The Black Youth Employment Crisis

·
· University of Chicago Press
Ebook
480
Pages
Eligible

About this ebook

In recent years, the earnings of young blacks have risen substantially relative to those of young whites, but their rates of joblessness have also risen to crisis levels. The papers in this volume, drawing on the results of a groundbreaking survey conducted by the National Bureau of Economic Research, analyze the history, causes, and features of this crisis. The findings they report and conclusions they reach revise accepted explanations of black youth unemployment.

The contributors identify primary determinants on both the demand and supply sides of the market and provide new information on important aspects of the problem, such as drug use, crime, economic incentives, and attitudes among the unemployed. Their studies reveal that, contrary to popular assumptions, no single factor is the predominant cause of black youth employment problems.
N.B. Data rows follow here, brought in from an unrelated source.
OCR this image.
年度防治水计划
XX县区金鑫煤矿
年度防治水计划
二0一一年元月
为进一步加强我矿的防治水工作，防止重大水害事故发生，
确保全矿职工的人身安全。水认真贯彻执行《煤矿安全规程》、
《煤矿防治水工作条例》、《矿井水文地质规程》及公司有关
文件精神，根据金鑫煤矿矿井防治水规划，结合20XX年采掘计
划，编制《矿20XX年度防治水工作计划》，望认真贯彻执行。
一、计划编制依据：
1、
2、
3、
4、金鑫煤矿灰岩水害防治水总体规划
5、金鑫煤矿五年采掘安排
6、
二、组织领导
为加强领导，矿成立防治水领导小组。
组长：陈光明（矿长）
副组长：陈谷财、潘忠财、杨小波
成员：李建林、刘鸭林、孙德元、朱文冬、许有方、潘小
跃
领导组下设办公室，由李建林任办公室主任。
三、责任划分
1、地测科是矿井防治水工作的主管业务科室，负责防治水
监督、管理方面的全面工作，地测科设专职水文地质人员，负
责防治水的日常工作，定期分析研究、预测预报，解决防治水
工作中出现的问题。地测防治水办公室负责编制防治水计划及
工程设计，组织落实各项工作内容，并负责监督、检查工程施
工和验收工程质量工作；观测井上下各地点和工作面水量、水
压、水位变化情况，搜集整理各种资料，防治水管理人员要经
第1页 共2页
They show, among other significant factors, that where female employment is high, black youth employment is low; that even in areas where there are many jobs, black youths get relatively few of them; that the perceived risks and rewards of crime affect decisions to work or to engage in illegal activity; and that churchgoing and aspirations affect the success of black youths in finding employment.
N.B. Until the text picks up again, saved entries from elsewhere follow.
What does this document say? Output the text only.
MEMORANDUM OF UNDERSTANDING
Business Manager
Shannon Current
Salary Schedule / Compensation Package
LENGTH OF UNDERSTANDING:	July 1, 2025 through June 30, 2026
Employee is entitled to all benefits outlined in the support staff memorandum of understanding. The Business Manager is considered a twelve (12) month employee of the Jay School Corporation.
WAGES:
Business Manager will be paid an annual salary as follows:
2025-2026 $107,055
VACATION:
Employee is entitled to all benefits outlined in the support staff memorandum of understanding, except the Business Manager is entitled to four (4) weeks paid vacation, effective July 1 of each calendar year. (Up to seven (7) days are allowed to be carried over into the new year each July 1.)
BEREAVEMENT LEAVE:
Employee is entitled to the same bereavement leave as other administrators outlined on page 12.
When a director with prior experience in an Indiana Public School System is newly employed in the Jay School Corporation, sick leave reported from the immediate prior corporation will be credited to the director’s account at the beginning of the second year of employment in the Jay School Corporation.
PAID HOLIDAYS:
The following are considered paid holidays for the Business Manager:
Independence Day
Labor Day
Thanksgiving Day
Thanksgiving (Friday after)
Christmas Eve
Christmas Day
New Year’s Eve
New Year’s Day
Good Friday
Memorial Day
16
Altogether, these papers illuminate a broad range of economic and social factors which must be understood by policymakers before the black youth employment crisis can be successfully addressed.

About the author

Richard B. Freeman, director of the Labor Studies Program at the National Bureau of Economic Research and professor of economics at Harvard University, is the author of several books and the coeditor of The Youth Labor Market Problem, published by the University of Chicago Press. Harry J. Holzer is assistant professor of economics at Michigan State University and faculty research fellow at the National Bureau of Economic Research.